Aggiornamento: il problema sarebbe grave e vasto, coinvolgendo anche AMD e ARM. Qui tutti i dettagli.

In buona sostanza, i moderni processori progettati da Intel hanno un difetto di progettazione che potrebbe consentire a programmi creati ad hoc di leggere le aree protette della memoria del Kernel di un dispositivo. Questo problema potrebbe potenzialmente esporre informazioni protette come le password ad eventuali attacchi da parte di cracker. La fonte non ha diramato tutti i dettagli tecnici del problema per motivi di sicurezza, per consentire la realizzazione di tutte le patch necessarie e risolvere la falla. Purtroppo, per risolvere questa problematica non basterà una semplice patch perchè la soluzione passerà per una parziale riscrittura del Kernel che sembra poter avere conseguenze negative sulle prestazioni dei processori.

Secondo la fonte, il calo delle prestazioni potrebbe aggirarsi tra il 5% ed il 30% a seconda dell’attività svolta dal processore. Si tratterebbe, dunque, di un calo molto importante che impatterebbe soprattutto sui server che sfruttano al massimo le prestazioni fornite dai processori come nelle workstation o nelle grandi infrastrutture cloud. Trattandosi di un problema hardware, inoltre, i correttivi dovranno essere sviluppati anche per i sistemi Linux e Mac e non solamente per i PC Windows.
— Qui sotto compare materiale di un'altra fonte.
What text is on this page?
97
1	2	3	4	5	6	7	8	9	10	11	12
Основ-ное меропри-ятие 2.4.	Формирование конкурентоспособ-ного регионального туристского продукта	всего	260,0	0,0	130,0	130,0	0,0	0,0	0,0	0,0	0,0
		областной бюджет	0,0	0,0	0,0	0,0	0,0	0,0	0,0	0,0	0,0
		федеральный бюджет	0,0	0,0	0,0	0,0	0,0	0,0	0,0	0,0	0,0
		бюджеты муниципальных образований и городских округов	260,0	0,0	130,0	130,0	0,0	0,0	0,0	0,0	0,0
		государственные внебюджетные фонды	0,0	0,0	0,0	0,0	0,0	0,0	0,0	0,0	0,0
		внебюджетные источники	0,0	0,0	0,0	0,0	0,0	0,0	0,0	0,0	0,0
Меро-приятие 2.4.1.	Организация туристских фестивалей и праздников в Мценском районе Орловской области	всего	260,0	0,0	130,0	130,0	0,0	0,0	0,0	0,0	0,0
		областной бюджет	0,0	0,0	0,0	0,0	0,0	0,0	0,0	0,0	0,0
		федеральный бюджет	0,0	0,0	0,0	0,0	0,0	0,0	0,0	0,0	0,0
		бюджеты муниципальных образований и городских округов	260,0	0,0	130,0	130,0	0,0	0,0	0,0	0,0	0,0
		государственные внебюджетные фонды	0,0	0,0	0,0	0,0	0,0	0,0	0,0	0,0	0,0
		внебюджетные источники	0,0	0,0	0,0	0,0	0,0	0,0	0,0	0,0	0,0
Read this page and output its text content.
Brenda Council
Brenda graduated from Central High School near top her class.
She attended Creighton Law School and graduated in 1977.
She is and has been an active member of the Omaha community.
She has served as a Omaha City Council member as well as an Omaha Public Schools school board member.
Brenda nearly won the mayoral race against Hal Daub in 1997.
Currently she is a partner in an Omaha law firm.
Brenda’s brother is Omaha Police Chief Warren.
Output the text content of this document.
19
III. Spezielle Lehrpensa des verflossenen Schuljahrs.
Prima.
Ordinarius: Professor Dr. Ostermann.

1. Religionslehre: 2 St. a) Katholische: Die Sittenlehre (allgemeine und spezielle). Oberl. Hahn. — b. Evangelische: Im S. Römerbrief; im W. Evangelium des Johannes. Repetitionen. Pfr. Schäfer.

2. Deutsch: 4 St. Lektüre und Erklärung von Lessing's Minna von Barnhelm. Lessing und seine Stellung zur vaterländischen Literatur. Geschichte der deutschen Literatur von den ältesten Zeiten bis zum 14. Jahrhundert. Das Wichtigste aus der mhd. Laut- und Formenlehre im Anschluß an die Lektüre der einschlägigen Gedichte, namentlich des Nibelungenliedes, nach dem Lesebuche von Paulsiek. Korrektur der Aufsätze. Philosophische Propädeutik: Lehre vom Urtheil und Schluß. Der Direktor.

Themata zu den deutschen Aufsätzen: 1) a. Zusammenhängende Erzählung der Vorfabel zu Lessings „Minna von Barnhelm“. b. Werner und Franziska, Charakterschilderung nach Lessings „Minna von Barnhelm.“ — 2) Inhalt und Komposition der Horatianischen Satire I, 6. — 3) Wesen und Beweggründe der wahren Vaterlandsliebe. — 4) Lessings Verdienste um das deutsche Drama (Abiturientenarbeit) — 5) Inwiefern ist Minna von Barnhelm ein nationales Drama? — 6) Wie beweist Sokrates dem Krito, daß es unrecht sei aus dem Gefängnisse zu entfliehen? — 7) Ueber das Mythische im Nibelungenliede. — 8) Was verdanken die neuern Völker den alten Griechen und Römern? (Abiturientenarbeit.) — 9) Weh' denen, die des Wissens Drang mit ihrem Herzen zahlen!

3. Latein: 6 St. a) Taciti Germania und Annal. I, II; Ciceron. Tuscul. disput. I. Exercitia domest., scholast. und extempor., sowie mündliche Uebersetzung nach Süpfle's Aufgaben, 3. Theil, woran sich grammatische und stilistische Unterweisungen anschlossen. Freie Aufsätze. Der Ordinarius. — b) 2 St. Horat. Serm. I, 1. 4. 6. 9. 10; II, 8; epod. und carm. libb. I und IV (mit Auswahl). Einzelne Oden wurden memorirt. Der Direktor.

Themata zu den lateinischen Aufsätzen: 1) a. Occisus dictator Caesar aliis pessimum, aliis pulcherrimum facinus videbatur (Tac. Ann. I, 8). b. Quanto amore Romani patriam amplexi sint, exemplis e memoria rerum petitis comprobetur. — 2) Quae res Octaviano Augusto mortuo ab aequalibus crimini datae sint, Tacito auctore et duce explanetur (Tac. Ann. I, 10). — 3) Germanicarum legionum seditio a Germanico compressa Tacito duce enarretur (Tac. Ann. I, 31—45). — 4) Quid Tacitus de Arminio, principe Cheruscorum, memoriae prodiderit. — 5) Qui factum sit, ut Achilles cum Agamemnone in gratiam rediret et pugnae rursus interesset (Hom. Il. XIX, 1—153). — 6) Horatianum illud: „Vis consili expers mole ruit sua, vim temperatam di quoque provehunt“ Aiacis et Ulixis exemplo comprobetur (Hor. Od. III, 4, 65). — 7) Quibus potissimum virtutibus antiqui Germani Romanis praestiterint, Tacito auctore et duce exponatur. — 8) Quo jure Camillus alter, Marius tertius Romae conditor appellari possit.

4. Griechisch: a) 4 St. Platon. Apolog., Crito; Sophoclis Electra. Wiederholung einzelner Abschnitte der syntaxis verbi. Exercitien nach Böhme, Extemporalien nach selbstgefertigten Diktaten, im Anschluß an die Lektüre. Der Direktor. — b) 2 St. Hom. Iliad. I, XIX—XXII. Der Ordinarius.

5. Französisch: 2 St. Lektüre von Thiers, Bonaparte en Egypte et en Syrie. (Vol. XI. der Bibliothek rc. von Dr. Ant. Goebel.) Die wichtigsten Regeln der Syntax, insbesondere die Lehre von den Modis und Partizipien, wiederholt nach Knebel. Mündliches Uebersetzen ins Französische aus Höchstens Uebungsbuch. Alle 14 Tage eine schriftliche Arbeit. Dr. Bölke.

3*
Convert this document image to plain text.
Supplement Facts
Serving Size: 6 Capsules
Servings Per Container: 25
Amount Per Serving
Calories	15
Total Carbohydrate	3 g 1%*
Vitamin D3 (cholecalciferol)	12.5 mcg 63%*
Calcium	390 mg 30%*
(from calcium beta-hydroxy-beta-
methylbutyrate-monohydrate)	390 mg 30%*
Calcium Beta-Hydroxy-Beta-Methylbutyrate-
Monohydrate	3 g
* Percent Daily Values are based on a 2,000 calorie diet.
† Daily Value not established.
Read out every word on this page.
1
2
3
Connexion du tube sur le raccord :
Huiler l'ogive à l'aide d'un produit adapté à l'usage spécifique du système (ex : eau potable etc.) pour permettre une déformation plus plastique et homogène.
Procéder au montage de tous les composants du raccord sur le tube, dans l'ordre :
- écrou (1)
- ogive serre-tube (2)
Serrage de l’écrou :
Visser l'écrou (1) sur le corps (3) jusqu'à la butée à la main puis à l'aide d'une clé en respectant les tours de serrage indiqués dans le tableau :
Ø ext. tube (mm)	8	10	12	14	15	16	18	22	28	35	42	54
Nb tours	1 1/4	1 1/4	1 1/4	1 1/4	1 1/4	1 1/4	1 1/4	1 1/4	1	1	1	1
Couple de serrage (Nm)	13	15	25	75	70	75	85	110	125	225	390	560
Nello specifico, le software house dovranno utilizzare il “Kernel Page Table Isolation” (KPTI) per separare la memoria del Kernel dai processi degli utenti e quindi gestire in maniera diversa la modalità utente e la modalità Kernel. Trattasi di una procedura che normalmente non dovrebbe essere necessaria ma che dovrà essere applicata per risolvere il problema visto che il difetto è hardware e non software. Sarà proprio questa separazione forzata tra Kernel e processi degli utenti che causerà il rallentamento delle prestazioni.

Tuttavia non è nemmeno escluso che con il tempo si riescano a sviluppare delle ulteriori patch che permettano di recuperare parte delle prestazioni perse, ma il dato oggettivo è che risolvere questo problema causerà la riduzione sensibilmente delle prestazioni di tutti i più moderni PC equipaggiati con i processori Intel.

Microsoft sarebbe già al lavoro per risolvere questa grave falla di sicurezza e starebbe testando una soluzione con l’aiuto degli Insider nel Fast Ring. Probabile che il correttivo arrivi con il Patch Tuesday di Gennaio 2018 la prossima settimana. Per quanto riguarda il mondo Linux, arriverà una patch chiamata “KAISER” che sarà disponibile anche per i Kernel ARM Linux a 64 bit. Anche Apple sarebbe al lavoro per risolvere la falla di sicurezza.

Da questa vicenda ne trarrà giovamento sicuramente AMD che ha già dichiarato che i suoi processori non sono affetti da questo problema. Per Intel, infatti, trattasi di un importante danno di immagine visto che questa falla causerà grossi problemi a tutti coloro che utilizzano i suoi processori, sia gli utenti finali che le grandi aziende.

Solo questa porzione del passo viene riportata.